As someone who spends quite a bit of time on the New York City subway, I'm always curious to compare our system with that of other cities. The first thing I noticed about Washington's system is that it's very deep underground, which makes for some very long escalator rides.
Or walks, if the escalator is broken, which it seemed to be in many cases. In this respect, the Washington and New York systems are very much alike. Sometimes I wonder why I didn't go into escalator repair as a career, because there seems to be a big demand for it, or at least a need.
As a rule, the metro stations in DC seem far less crowded, noisy, and dirty than in New York. Of course, the system in New York is much bigger and older -- not to mention it never shuts down -- so it's not exactly a fair comparison.
In DC they have these great signs that let you know when a train is coming, which is only available on a few lines in New York. Thankfully DC doesn't have that horrible, insanity-provoking recording of the woman with the most grating voice in the history of the universe telling you that a train is "one station away" or "entering the station." There is a cool and futuristic quality to the DC system that made me quite envious, along with the fact that the trains seem to go much faster and have a smoother ride. They also never seem to be that crowded! Oh and there is no garbage or rats or streams of toxic waste between the rails on the tracks.

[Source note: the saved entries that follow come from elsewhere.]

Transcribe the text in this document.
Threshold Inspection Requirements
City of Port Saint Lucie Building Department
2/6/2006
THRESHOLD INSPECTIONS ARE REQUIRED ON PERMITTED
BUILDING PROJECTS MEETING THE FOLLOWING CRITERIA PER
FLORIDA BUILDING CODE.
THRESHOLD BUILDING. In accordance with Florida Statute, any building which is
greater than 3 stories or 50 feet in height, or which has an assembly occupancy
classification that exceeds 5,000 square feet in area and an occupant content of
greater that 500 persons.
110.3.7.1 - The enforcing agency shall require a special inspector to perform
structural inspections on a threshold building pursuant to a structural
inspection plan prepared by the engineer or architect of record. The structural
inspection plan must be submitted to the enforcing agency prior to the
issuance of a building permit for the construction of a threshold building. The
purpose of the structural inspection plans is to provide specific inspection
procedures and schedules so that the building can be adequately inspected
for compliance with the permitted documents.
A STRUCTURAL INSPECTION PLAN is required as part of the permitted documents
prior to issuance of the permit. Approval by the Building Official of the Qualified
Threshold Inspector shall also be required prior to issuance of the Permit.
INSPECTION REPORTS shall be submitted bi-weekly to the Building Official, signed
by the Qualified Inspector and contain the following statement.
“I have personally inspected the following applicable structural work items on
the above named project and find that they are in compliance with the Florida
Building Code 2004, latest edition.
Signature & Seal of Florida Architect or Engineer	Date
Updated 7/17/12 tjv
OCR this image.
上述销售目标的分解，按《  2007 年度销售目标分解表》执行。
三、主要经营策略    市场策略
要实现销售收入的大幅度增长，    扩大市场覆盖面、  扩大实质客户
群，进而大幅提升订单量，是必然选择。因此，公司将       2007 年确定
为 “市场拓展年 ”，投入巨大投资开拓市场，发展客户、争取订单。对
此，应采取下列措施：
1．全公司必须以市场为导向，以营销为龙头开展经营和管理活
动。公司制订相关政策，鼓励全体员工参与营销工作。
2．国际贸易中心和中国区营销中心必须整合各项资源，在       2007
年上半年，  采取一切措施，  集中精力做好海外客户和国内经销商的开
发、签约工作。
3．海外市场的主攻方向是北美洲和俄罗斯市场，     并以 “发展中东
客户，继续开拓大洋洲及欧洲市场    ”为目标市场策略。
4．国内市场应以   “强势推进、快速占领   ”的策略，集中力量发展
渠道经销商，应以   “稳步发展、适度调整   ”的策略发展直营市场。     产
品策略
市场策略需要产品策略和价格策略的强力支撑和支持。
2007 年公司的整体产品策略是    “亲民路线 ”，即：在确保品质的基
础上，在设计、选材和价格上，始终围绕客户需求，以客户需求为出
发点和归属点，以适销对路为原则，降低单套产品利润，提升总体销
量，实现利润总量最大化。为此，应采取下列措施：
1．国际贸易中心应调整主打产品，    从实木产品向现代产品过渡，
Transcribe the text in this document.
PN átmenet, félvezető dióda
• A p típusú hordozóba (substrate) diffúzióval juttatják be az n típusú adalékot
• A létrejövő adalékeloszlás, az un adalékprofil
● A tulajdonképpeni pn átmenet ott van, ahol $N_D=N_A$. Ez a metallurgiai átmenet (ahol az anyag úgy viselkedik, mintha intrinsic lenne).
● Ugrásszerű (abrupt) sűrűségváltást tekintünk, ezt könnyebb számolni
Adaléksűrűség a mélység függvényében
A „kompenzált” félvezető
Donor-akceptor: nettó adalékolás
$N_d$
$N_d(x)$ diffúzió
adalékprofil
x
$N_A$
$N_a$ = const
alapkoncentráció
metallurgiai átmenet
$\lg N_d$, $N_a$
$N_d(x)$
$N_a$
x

On the minus side, you need a card to exit the station, which means that if you're going to cheat and jump the turnstile, you're going to have to do it twice. There's also the risk that you might lose your card, which means you have to pay for a new one in order to escape.
Another minus is that the fare-care machines are exceedingly complicated. DC has staggered rates, so that if you're going further, you have to pay more, which makes a certain amount of sense unless you're used to the New York system, where you can go anywhere for one fare. More maddening is the fact that if you buy a one-day pass, the day doesn't begin until 9:30 am, which you might discover at 7:30 in the morning if you're like me. "It's written on the machine," said the booth guy when I complained. I next asked him how long it was good for. "Until we close!" he said, as if I had just asked him the most idiotic question in the world.
Having lived in New York City for so many years, I understood the futility of arguing with a booth guy. I walked up the steps of the eternal elevator, where the outside sky beckoned like the entrance to heaven.